Качушин садиться не стал. Он подошел к столу, бочком устроился на кончике и еще раз провел пальцами по волосам. Гладкие, блестящие, они теперь лежали ровно, словно пробором, были разделены полоской электрического света. Качушин несколько минут сидел молча, покачивая ногой, исподлобья глядя на Бочинина.
– Рассказывайте! – спокойно попросил он. – Записывать я буду потом.
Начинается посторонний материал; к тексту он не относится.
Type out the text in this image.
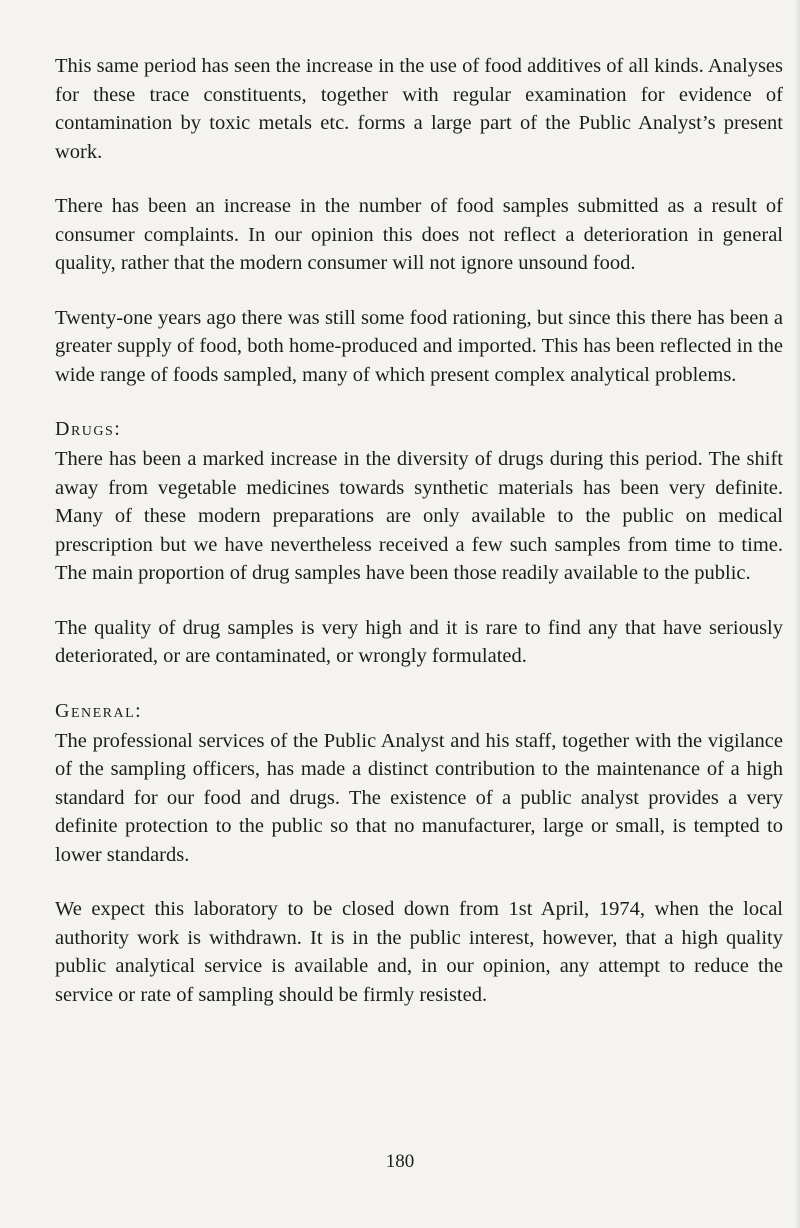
This same period has seen the increase in the use of food additives of all kinds. Analyses for these trace constituents, together with regular examination for evidence of contamination by toxic metals etc. forms a large part of the Public Analyst’s present work.

There has been an increase in the number of food samples submitted as a result of consumer complaints. In our opinion this does not reflect a deterioration in general quality, rather that the modern consumer will not ignore unsound food.

Twenty-one years ago there was still some food rationing, but since this there has been a greater supply of food, both home-produced and imported. This has been reflected in the wide range of foods sampled, many of which present complex analytical problems.

Drugs:

There has been a marked increase in the diversity of drugs during this period. The shift away from vegetable medicines towards synthetic materials has been very definite. Many of these modern preparations are only available to the public on medical prescription but we have nevertheless received a few such samples from time to time. The main proportion of drug samples have been those readily available to the public.

The quality of drug samples is very high and it is rare to find any that have seriously deteriorated, or are contaminated, or wrongly formulated.

General:

The professional services of the Public Analyst and his staff, together with the vigilance of the sampling officers, has made a distinct contribution to the maintenance of a high standard for our food and drugs. The existence of a public analyst provides a very definite protection to the public so that no manufacturer, large or small, is tempted to lower standards.

We expect this laboratory to be closed down from 1st April, 1974, when the local authority work is withdrawn. It is in the public interest, however, that a high quality public analytical service is available and, in our opinion, any attempt to reduce the service or rate of sampling should be firmly resisted.

180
Иван Бочинин часто–часто мигал. Электрическая лампочка на длинном шнуре светила ему в глаза, лицо было освещено так ярко, что виделась шероховатость кожи, задубленной солнцем и ветром. Бочинин был узкоглазый, большеротый, такой маленький и неприметный, что было трудно сказать, сколько ему лет: тридцать или пятьдесят. И молчал он так, как могут молчать только сибиряки, – привычно, длинно, отчужденно, когда совершенно нельзя понять, о чем человек думает.
– А чего мне рассказывать, товарищ милицейский? – удивленно сказал он. – Степана Мурзина я не убивал, а насчет лося дядя Анискин ошибочку дает.
Бочинин мелко–мелко засмеялся, громко почесал затылок пальцами и отвалил нижнюю губу; юродивое выражение наплыло на его круглое лицо, волосы он взлохматил.
– Ошибочку дядя Анискин дал, – убежденно повторил Бочинин. – Не то что лося, я в ту ночь, товарищ милицейский, из дому–то и по малой нужде не выходил.
Бочинин склонил голову на плечо, улыбнулся заискивающе в сторону участкового и перестал дышать. «Конечно, дядя Анискин хороший человек, – говорило лицо Бочинина, – но он ошибочку дал! Вы разберитесь в этом, товарищ милицейский!» Зубы у Бочинина были белые, блестящие, ровные.
Качушин поматывал длинной ногой. Он по–прежнему исподлобья глядел на Бочинина, вертел в пальцах бензиновую зажигалку и, казалось, был совершенно безучастен к тому, что происходило. Когда же Бочинин начал хихикать и дурашливо открывать рот, следователь поднял руку и стал поочередно разглядывать ногти – на одном недовольно поморщился, другому улыбнулся. Потом Качушин, не поднимая головы, сказал:
– Что же, товарищ Бочинин, вы свободны! Можете идти домой, но только подпишите два документа: ваши показания и подписку о невыезде.
Следователь с неохотой оторвался от ногтей, лениво сел за стол, продолжая не глядеть на Бочинина, небрежно бросил на кончик стола лист бумаги с печатными буквами. Затем Качушин щелкнул шариковой ручкой, быстро написал на чистом листе несколько слов. Этот лист он тоже бросил на кончик стола.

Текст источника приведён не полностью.